Here the *t*-statistic is relatively large and the *p*-value very small, lending support for rejecting the null hypothesis of no significant difference in the means (and accepting the alternative hypothesis that the means do differ). Remember, we haven’t “proven” that they differ, we’ve only rejected the idea that they are identical.

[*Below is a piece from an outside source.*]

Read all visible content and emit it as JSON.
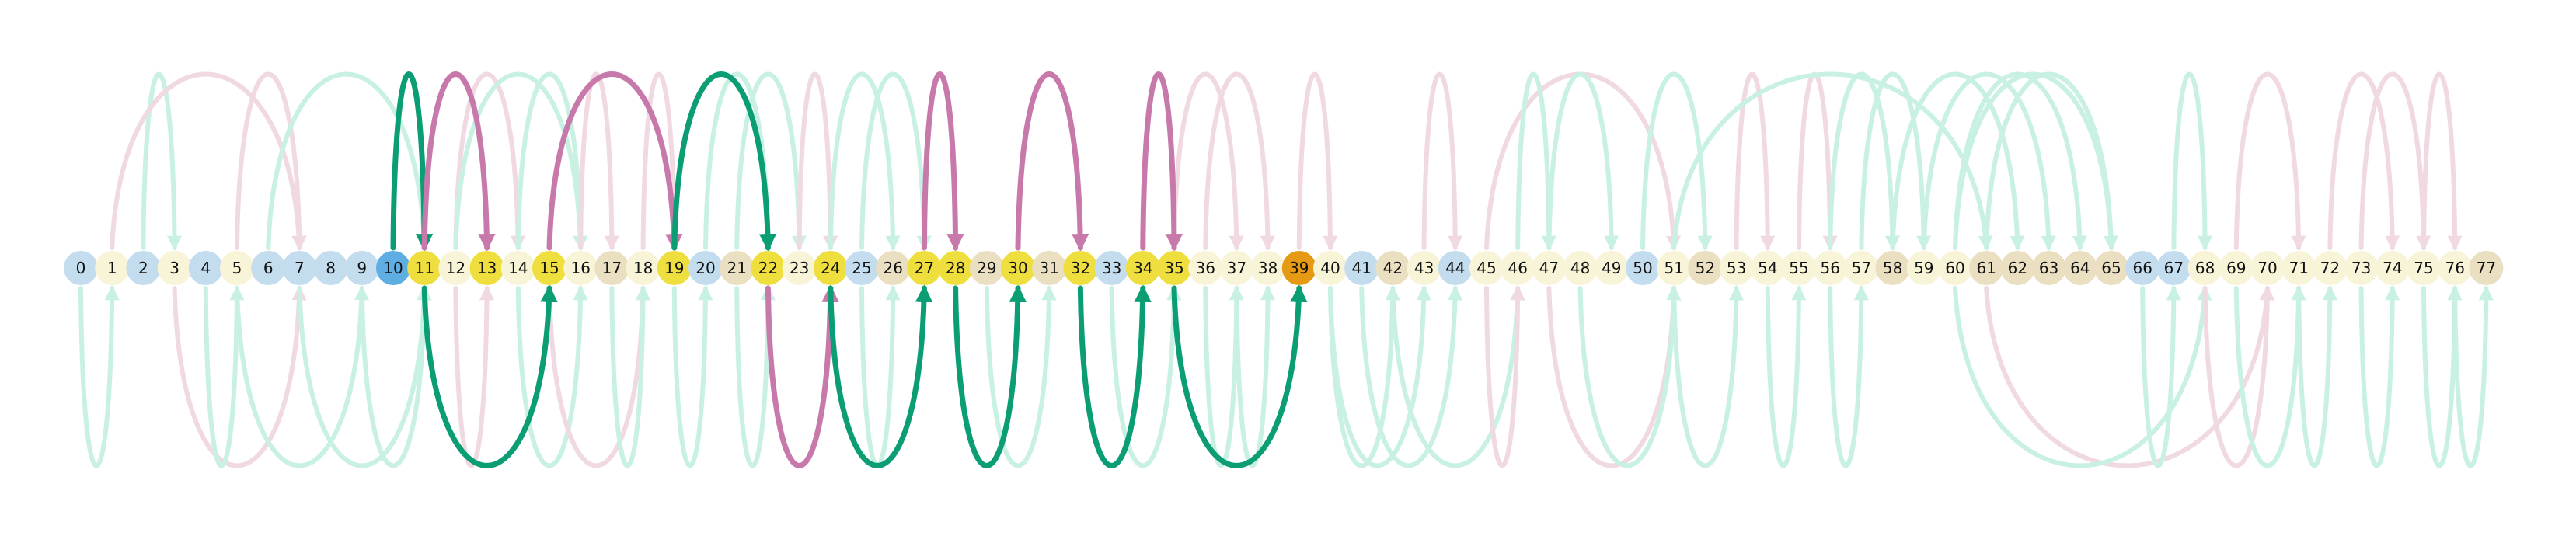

One assumption that underlies the *t*-test is that the variances (or dispersions) of the two samples are equal. A modification of the basic test allows cases when the variances are approximately equal to be handled, but large differences in variability between the two groups can have an impact on the interpretability of the test results:

Example data: [foursamples.csv]

*t*-tests among groups with different variances

```
attach(foursamples)
# nice histograms
<- seq(0.0, 20.0, by=1)
cutpts par(mfrow=c(2,2))
hist(Sample1, breaks=cutpts, xlim=c(0,20))
hist(Sample2, breaks=cutpts, xlim=c(0,20))
hist(Sample3, breaks=cutpts, xlim=c(0,20))
hist(Sample4, breaks=cutpts, xlim=c(0,20))
```

```
par(mfrow=c(1,1))
boxplot(Sample1, Sample2, Sample3, Sample4)
```

`mean(Sample1)-mean(Sample2)`

`## [1] -0.2718703`

`t.test(Sample1, Sample2)`

```
##
## Welch Two Sample t-test
##
## data: Sample1 and Sample2
## t = -1.7294, df = 997.9, p-value = 0.08404
## alternative hypothesis: true difference in means is not equal to 0
## 95 percent confidence interval:
## -0.58035326 0.03661273
## sample estimates:
## mean of x mean of y
## 10.72631 10.99818
```

`mean(Sample3)-mean(Sample4)`

`## [1] -0.2676365`

`t.test(Sample3, Sample4)`

```
##
## Welch Two Sample t-test
##
## data: Sample3 and Sample4
## t = -4.2308, df = 998, p-value = 2.543e-05
## alternative hypothesis: true difference in means is not equal to 0
## 95 percent confidence interval:
## -0.3917738 -0.1434991
## sample estimates:
## mean of x mean of y
## 10.73264 11.00027
```

`mean(Sample1)-mean(Sample3)`

`## [1] -0.006325667`

`t.test(Sample1, Sample3)`

```
##
## Welch Two Sample t-test
##
## data: Sample1 and Sample3
## t = -0.053011, df = 658.3, p-value = 0.9577
## alternative hypothesis: true difference in means is not equal to 0
## 95 percent confidence interval:
## -0.2406330 0.2279816
## sample estimates:
## mean of x mean of y
## 10.72631 10.73264
```

`mean(Sample2)-mean(Sample4)`

`## [1] -0.002091883`

`t.test(Sample2, Sample4)`

```
##
## Welch Two Sample t-test
##
## data: Sample2 and Sample4
## t = -0.017387, df = 654.69, p-value = 0.9861
## alternative hypothesis: true difference in means is not equal to 0
## 95 percent confidence interval:
## -0.2383369 0.2341532
## sample estimates:
## mean of x mean of y
## 10.99818 11.00027
```

`detach(foursamples)`

There is a formal test for equality of group variances that will be described with analysis of variance.